Heritability is the proportion of the variance — the spread of differences between people — that is genetic. It says nothing about why any one person has the trait value they do; it explains why people differ from each other in one population and one environment. That is why a highly heritable trait (height is ~80% heritable) can still rise with better nutrition, and why h² tells you nothing about an individual.
Why use twins instead of ordinary relatives?
Because ordinary relatives confound genes with environment: closer kin share more of both. Twins break the tie — MZ and DZ pairs are the same age and reared together, so both share environment to roughly the same degree, but MZ twins share ~100% of their genes and DZ twins only ~50%. Hold environment constant, vary only the genetic sharing, and any extra resemblance in MZ pairs must be genetic. That difference is exactly what Falconer’s factor of 2 exploits.
Can Falconer’s formula give an impossible answer?

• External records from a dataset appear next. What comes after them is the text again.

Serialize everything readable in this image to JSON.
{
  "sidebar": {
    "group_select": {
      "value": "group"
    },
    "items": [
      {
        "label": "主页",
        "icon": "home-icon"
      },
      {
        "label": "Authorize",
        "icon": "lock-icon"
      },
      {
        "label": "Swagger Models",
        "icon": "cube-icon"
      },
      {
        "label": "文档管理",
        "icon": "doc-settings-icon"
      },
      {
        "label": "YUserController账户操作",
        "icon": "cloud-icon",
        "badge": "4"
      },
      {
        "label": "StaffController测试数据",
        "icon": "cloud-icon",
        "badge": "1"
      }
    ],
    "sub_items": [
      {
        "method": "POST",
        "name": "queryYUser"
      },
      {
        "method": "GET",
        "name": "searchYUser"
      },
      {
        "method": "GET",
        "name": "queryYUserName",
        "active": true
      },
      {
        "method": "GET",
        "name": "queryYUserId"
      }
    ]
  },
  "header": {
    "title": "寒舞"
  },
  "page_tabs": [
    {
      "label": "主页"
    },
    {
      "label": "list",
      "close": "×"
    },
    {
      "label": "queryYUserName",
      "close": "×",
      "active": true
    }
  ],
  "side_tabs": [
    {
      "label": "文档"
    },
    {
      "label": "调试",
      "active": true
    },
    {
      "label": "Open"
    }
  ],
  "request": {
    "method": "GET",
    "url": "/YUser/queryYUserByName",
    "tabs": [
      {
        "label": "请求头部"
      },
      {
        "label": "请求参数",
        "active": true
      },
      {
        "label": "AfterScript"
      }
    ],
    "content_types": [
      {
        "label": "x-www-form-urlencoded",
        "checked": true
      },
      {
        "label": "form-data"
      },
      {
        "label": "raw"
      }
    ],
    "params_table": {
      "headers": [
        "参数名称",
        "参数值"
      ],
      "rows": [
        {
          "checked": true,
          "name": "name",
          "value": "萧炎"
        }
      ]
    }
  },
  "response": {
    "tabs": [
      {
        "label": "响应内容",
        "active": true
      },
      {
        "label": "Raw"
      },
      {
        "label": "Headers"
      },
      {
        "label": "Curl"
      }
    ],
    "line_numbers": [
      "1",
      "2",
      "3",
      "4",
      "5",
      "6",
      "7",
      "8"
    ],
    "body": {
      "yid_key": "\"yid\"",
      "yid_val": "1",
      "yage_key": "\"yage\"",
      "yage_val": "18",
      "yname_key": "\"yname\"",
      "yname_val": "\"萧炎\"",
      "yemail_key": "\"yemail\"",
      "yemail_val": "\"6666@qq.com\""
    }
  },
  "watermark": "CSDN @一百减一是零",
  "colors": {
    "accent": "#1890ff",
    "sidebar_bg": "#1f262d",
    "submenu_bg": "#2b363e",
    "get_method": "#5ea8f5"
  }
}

Yes — it is unbounded. If rDZ is less than half rMZ, h² can exceed 1, which is impossible and signals non-additive genetic effects (dominance/epistasis) or MZ-specific environment. If rDZ is more than half rMZ, the leftover implies shared environment C > 0. Falconer alone cannot separate these, which is the job of the ACE model — and when ACE returns a negative C you fit an AE model instead.
What does heritability NOT mean?
Three things examiners reward you for stating. (1) It does not mean the trait is unmodifiable — a high h² is compatible with large environmental change. (2) It says nothing about differences between groups or populations — within-group variance is not a between-group cause. (3) It tells you nothing about an individual — it is a population-in-an-environment statistic, and change the environment and h² itself changes. Add ‘missing heritability’: GWAS SNPs explain far less variance than twin studies imply.
Exam move
This is the chapter to drill arithmetically. Never drop the most-lost mark: variance = SD², and estimate h² separately by sex and zygosity because the raw spread differs across groups. Memorise the one-page route: continuous trait → VP = SD² → h² = VA/VP; twins given → check rMZ > rDZ, then Falconer h² = 2(rMZ−rDZ), then the full ACE solve with the A + C + E = 1 check; binary trait → use concordances or the liability threshold and quote the assumed prevalence. Then bank the marks-rich appraisal: name the equal-environments assumption, the ‘evidence-for-not-proof-of’ line, and the three things heritability does not mean.